In fine, ce qui frappe à la lecture de ce document, ajoute Mahmoud Zureik, « c’est le manque d’interpellation des pouvoirs publics ». Edicter des recommandations directes au gouvernement, préconiser qui pourrait faire quoi… entre pourtant bien dans les missions de ce comité, relève l’épidémiologiste. A cet égard, le Covars est « très en retrait » vis-à-vis de l’exécutif, notamment par rapport aux avis du conseil scientifique qui l’a précédé.
La ventilation des lieux clos, par exemple, est expédiée en un court paragraphe.
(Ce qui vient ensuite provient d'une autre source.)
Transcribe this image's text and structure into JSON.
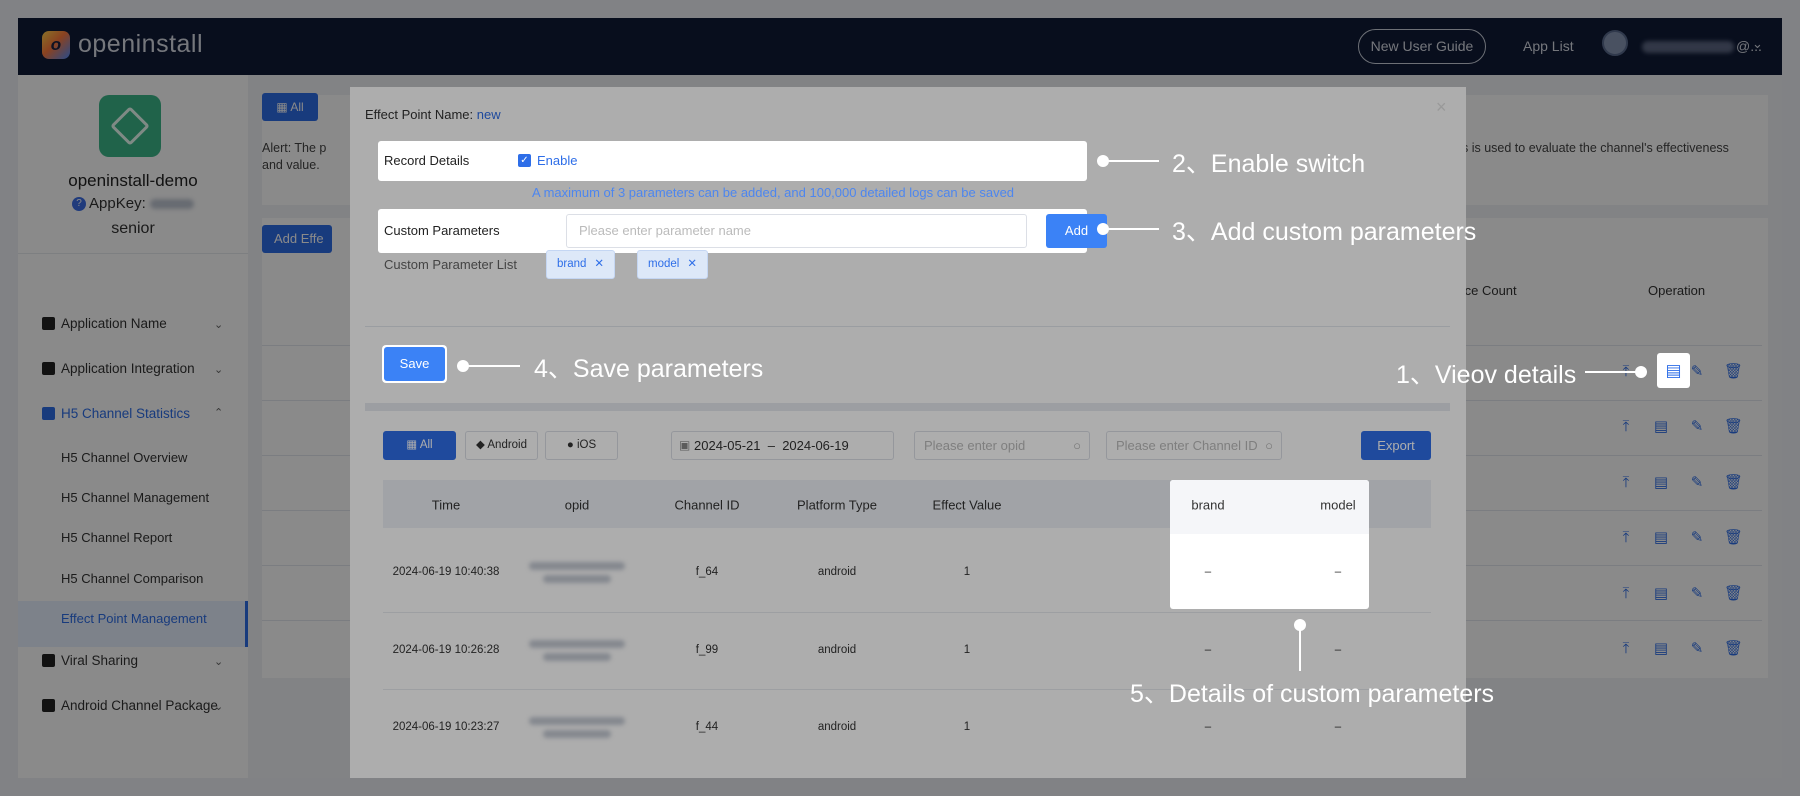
{
  "topnav": {
    "logo_text": "openinstall",
    "new_user_guide": "New User Guide",
    "app_list": "App List",
    "user_suffix": "@..."
  },
  "sidebar": {
    "app_name": "openinstall-demo",
    "appkey_label": "AppKey:",
    "level": "senior",
    "menu": [
      {
        "label": "Application Name"
      },
      {
        "label": "Application Integration"
      },
      {
        "label": "H5 Channel Statistics"
      },
      {
        "label": "Viral Sharing"
      },
      {
        "label": "Android Channel Package"
      }
    ],
    "submenu": [
      {
        "label": "H5 Channel Overview"
      },
      {
        "label": "H5 Channel Management"
      },
      {
        "label": "H5 Channel Report"
      },
      {
        "label": "H5 Channel Comparison"
      },
      {
        "label": "Effect Point Management"
      }
    ]
  },
  "background": {
    "all_label": "All",
    "alert_left": "Alert: The p",
    "alert_left2": "and value.",
    "alert_right": "s is used to evaluate the channel's effectiveness",
    "add_effect": "Add Effe",
    "col_device_count": "evice Count",
    "col_operation": "Operation"
  },
  "modal": {
    "title_label": "Effect Point Name: ",
    "title_value": "new",
    "record_details_label": "Record Details",
    "enable_label": "Enable",
    "hint": "A maximum of 3 parameters can be added, and 100,000 detailed logs can be saved",
    "custom_params_label": "Custom Parameters",
    "param_placeholder": "Please enter parameter name",
    "add_label": "Add",
    "param_list_label": "Custom Parameter List",
    "param_tags": [
      "brand",
      "model"
    ],
    "save_label": "Save",
    "filters": {
      "all": "All",
      "android": "Android",
      "ios": "iOS",
      "date_from": "2024-05-21",
      "date_sep": "–",
      "date_to": "2024-06-19",
      "opid_placeholder": "Please enter opid",
      "channel_placeholder": "Please enter Channel ID",
      "export": "Export"
    },
    "table": {
      "headers": [
        "Time",
        "opid",
        "Channel ID",
        "Platform Type",
        "Effect Value",
        "brand",
        "model"
      ],
      "rows": [
        {
          "time": "2024-06-19 10:40:38",
          "channel": "f_64",
          "platform": "android",
          "value": "1",
          "brand": "–",
          "model": "–"
        },
        {
          "time": "2024-06-19 10:26:28",
          "channel": "f_99",
          "platform": "android",
          "value": "1",
          "brand": "–",
          "model": "–"
        },
        {
          "time": "2024-06-19 10:23:27",
          "channel": "f_44",
          "platform": "android",
          "value": "1",
          "brand": "–",
          "model": "–"
        }
      ]
    }
  },
  "annotations": {
    "a1": "1、Vieov details",
    "a2": "2、Enable switch",
    "a3": "3、Add custom parameters",
    "a4": "4、Save parameters",
    "a5": "5、Details of custom parameters"
  }
}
Le COVARS recommande de mettre en place « partout où la situation l’exige la ventilation des locaux (…) et de généraliser rapidement la mise en place de capteurs de CO₂ en milieu scolaire notamment ». Or, sans un « plan national ambitieux » en matière de qualité de l’air dans les bâtiments, « il ne se passera pas grand-chose », regrette Mahmoud Zureik.
Le comité insiste, enfin, sur la nécessité de « faciliter, amplifier, accélérer la campagne [de vaccination] sur tout le territoire national » et appelle notamment à ouvrir des centres supplémentaires. « Une pique aimable à l’égard des pouvoirs publics, une façon de reconnaître à demi-mot que la campagne de vaccination actuelle patine », note M. Zureik.
Dans les prochains mois, le COVARS a un programme chargé. Il rendra des avis sur la variole du singe, le futur des vaccins à ARN messager et les risques sanitaires des maladies transmises entre autres par les moustiques, en relation avec les changements climatiques. Il est également « vraisemblable », selon Mme Autran, qu’il s’auto-saisisse sur la question de la grippe aviaire et les risques psychosociaux des risques sanitaires. De quoi prolonger la réflexion sur l’adhésion aux mesures coercitives.